There is another praxis of the Eastern Congregation that raises questions: the one that considers that a child born to a mixed marriage is catholic even if it is baptized in the Church of the orthodox parent. I personally think that this is based on a less accurate interpretation of CCEO can. 29 § 1 that does not consider the change of context brought about by the CCEO can. 814 (corresponding to CIC can. 1125).

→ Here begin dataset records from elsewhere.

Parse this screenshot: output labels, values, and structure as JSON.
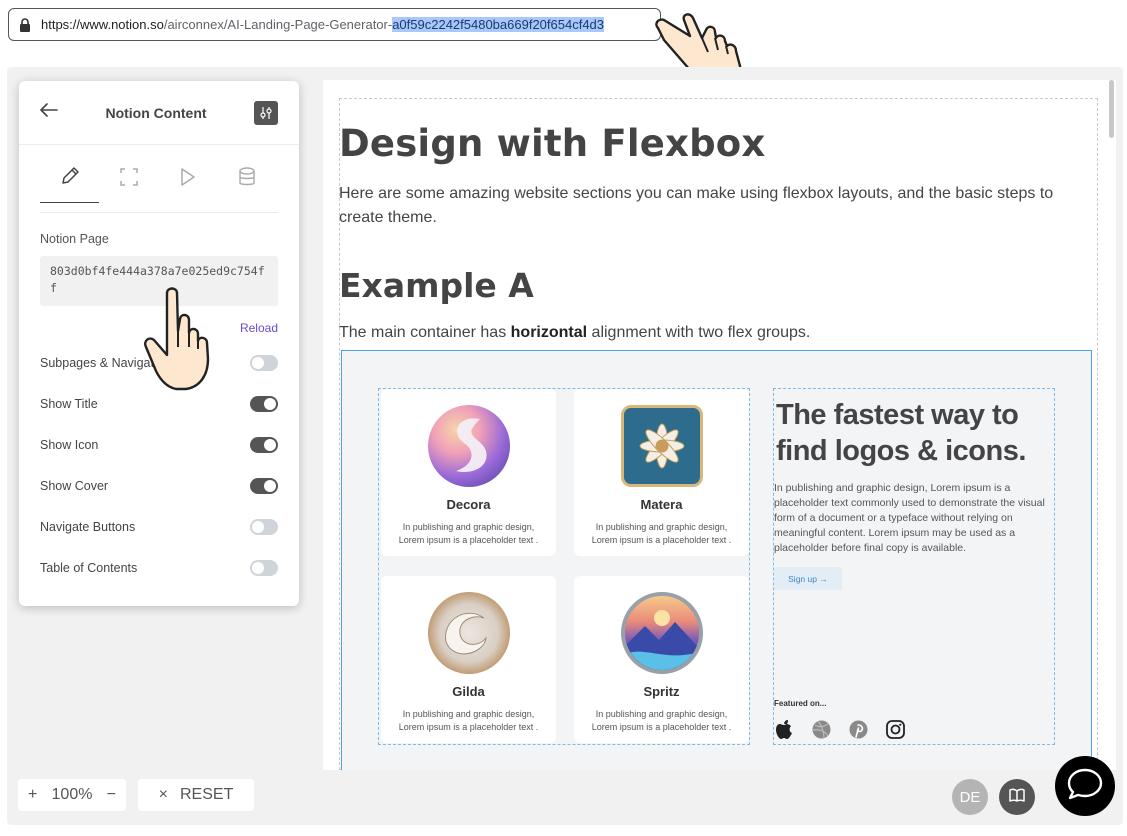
{
  "browser": {
    "url_base": "https://www.notion.so",
    "url_path": "/airconnex/AI-Landing-Page-Generator-",
    "url_selected": "a0f59c2242f5480ba669f20f654cf4d3"
  },
  "panel": {
    "title": "Notion Content",
    "tabs": [
      "pencil-icon",
      "expand-icon",
      "play-icon",
      "database-icon"
    ],
    "notion_page_label": "Notion Page",
    "notion_page_value": "803d0bf4fe444a378a7e025ed9c754ff",
    "reload_label": "Reload",
    "toggles": [
      {
        "label": "Subpages & Navigation",
        "on": false
      },
      {
        "label": "Show Title",
        "on": true
      },
      {
        "label": "Show Icon",
        "on": true
      },
      {
        "label": "Show Cover",
        "on": true
      },
      {
        "label": "Navigate Buttons",
        "on": false
      },
      {
        "label": "Table of Contents",
        "on": false
      }
    ]
  },
  "page": {
    "title": "Design with Flexbox",
    "intro": "Here are some amazing website sections you can make using flexbox layouts, and the basic steps to create theme.",
    "example_heading": "Example A",
    "desc_before": "The main container has ",
    "desc_bold": "horizontal",
    "desc_after": " alignment with two flex groups.",
    "cards": [
      {
        "name": "Decora",
        "text": "In publishing and graphic design, Lorem ipsum is a placeholder text ."
      },
      {
        "name": "Matera",
        "text": "In publishing and graphic design, Lorem ipsum is a placeholder text ."
      },
      {
        "name": "Gilda",
        "text": "In publishing and graphic design, Lorem ipsum is a placeholder text ."
      },
      {
        "name": "Spritz",
        "text": "In publishing and graphic design, Lorem ipsum is a placeholder text ."
      }
    ],
    "hero_title": "The fastest way to find logos & icons.",
    "hero_text": "In publishing and graphic design, Lorem ipsum is a placeholder text commonly used to demonstrate the visual form of a document or a typeface without relying on meaningful content. Lorem ipsum may be used as a placeholder before final copy is available.",
    "signup_label": "Sign up →",
    "featured_label": "Featured on...",
    "social_icons": [
      "apple-icon",
      "dribbble-icon",
      "pinterest-icon",
      "instagram-icon"
    ]
  },
  "controls": {
    "zoom_plus": "+",
    "zoom_value": "100%",
    "zoom_minus": "−",
    "reset_icon": "×",
    "reset_label": "RESET",
    "avatar_initials": "DE"
  }
}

The CCEO can. 35 has provoked many discussions on the catholic Church sui iuris to which those who come to full communion with the catholic Church are ascribed. As it does not have an invalidity clause, many consider that this canon only affects the liceity of the assignment. Others claim that, as it is a “legal fact” and not a “legal act,” this assignment is automatic to the Catholic Church sui iuris parallel to the one of provenance, and the allegiance to another one would be null and void (as long as it is not resorted to the Apostolic See). In my opinion, even if the second point of view protects more the Oriental Churches, the strict text of the law indicates that it should affect only the liceity. At any rate, the competent legislator could provide otherwise in the future.

I could continue setting out interesting points arisen in these years about Eastern Law, but I think I would rather not make myself too long. The offered bibliographical references in this text can be useful to deepen in the exciting world of the discipline of the catholic Eastern Churches and their interrelation with the Latin Law.